David Lauren describes "merchantainment" at Retail's BIG Show 2012.

For the next hour, we were treated to a show-and-tell of high gloss marketing campaigns that were more than just eye candy. An iconic brand that represents timeless style, Ralph Lauren has also revolutionized retail using technology, creativity and their own passion for innovation.

They’ve been at the front of the pack since digital became an option, seeing an opportunity to tell a story online when many retailers saw the internet as a place that would hurt store sales. And the retailer has been pushing the envelope ever since, investing heavily in video, editorial content, a Minority Report-inspired interactive store window, mobile apps and perhaps most fantastic of all, a 4D spectacle on the streets of London and New York. Most recently, the brand used Fashion Week as an opportunity to buy out all the ad space in the New York Times iPad app—not for a day or a week, but for the entire month of September.

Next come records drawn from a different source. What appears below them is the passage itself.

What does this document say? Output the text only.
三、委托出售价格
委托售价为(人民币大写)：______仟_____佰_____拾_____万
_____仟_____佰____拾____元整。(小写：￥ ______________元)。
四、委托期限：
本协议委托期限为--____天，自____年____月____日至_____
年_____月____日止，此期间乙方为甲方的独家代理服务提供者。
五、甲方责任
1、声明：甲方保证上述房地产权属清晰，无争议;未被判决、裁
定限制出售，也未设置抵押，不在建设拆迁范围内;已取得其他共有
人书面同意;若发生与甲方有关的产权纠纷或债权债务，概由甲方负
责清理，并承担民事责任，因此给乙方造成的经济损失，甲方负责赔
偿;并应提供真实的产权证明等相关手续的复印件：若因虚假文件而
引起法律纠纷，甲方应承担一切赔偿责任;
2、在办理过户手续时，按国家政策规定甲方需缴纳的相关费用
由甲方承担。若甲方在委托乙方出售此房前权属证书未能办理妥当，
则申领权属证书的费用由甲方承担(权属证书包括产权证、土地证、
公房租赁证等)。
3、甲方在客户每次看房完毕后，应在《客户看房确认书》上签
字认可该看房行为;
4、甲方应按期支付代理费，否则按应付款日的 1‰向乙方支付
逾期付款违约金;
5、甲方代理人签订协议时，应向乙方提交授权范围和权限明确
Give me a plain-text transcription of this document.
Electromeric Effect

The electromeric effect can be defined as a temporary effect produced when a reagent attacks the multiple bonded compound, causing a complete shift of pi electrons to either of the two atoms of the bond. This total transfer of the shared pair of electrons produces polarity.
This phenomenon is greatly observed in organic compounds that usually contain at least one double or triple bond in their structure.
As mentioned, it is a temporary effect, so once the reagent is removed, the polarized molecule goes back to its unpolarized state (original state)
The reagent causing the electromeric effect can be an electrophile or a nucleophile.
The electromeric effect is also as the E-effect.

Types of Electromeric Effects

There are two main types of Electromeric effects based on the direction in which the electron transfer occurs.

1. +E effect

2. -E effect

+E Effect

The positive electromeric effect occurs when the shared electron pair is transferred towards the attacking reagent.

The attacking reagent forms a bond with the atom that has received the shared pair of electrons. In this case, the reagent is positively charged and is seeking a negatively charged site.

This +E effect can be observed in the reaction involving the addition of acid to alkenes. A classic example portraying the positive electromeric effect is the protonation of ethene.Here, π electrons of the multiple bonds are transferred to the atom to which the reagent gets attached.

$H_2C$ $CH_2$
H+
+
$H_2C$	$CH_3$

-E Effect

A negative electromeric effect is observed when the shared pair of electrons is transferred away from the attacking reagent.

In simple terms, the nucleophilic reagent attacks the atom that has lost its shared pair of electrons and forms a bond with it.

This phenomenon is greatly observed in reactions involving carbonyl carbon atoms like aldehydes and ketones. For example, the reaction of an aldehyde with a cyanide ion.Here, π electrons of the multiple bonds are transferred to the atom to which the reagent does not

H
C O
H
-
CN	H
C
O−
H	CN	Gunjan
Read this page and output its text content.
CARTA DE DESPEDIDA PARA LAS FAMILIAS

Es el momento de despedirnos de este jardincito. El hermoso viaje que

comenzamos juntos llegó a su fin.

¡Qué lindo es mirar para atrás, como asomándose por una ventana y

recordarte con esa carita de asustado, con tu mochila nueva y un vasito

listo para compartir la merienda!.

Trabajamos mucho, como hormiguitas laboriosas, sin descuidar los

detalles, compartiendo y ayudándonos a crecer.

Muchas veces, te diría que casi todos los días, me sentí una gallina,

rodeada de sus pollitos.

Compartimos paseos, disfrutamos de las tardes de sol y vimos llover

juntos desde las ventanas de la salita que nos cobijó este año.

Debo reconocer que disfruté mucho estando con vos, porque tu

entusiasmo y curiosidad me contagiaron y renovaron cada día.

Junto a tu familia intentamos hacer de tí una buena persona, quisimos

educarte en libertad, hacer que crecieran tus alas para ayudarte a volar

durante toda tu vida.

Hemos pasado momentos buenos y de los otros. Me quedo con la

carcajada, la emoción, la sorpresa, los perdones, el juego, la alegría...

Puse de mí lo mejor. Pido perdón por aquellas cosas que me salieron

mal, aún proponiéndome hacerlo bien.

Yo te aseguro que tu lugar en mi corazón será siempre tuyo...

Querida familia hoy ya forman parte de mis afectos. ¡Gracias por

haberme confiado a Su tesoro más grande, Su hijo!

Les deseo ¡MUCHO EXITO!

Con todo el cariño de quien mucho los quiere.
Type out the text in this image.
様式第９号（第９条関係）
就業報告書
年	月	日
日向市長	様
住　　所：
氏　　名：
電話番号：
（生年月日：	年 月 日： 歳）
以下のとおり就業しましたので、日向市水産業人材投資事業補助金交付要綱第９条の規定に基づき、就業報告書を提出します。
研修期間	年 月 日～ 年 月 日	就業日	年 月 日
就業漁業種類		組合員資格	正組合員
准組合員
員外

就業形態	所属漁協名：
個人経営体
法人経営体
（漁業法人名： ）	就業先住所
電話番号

The brand story is a storybook tale told by great storytellers. David described the driving concept as “merchantainment,” the seamless blending of merchandising and entertainment. Ralph Lauren himself envisions a lifestyle around the merchandise. In the store, the character’s sweater might be on the rack, but he also left his kayak in the corner, and you might even run into his dog as you browse.

“We don’t just sell clothes, we sell dreams,” David said. “We sell a lifestyle that’s exciting. When you’re shopping, you’re dreaming. You want access in that world,” he said.

David pointed out a few keys to success—don’t wait for everybody else to do it, just take the risk and and go for it. There’s a balancing act of knowing your customer and reacting to them, but also showing them something they haven’t seen before. And most importantly, in merchantainment, you must excite your customer. But as David points out, you have to get excited, too.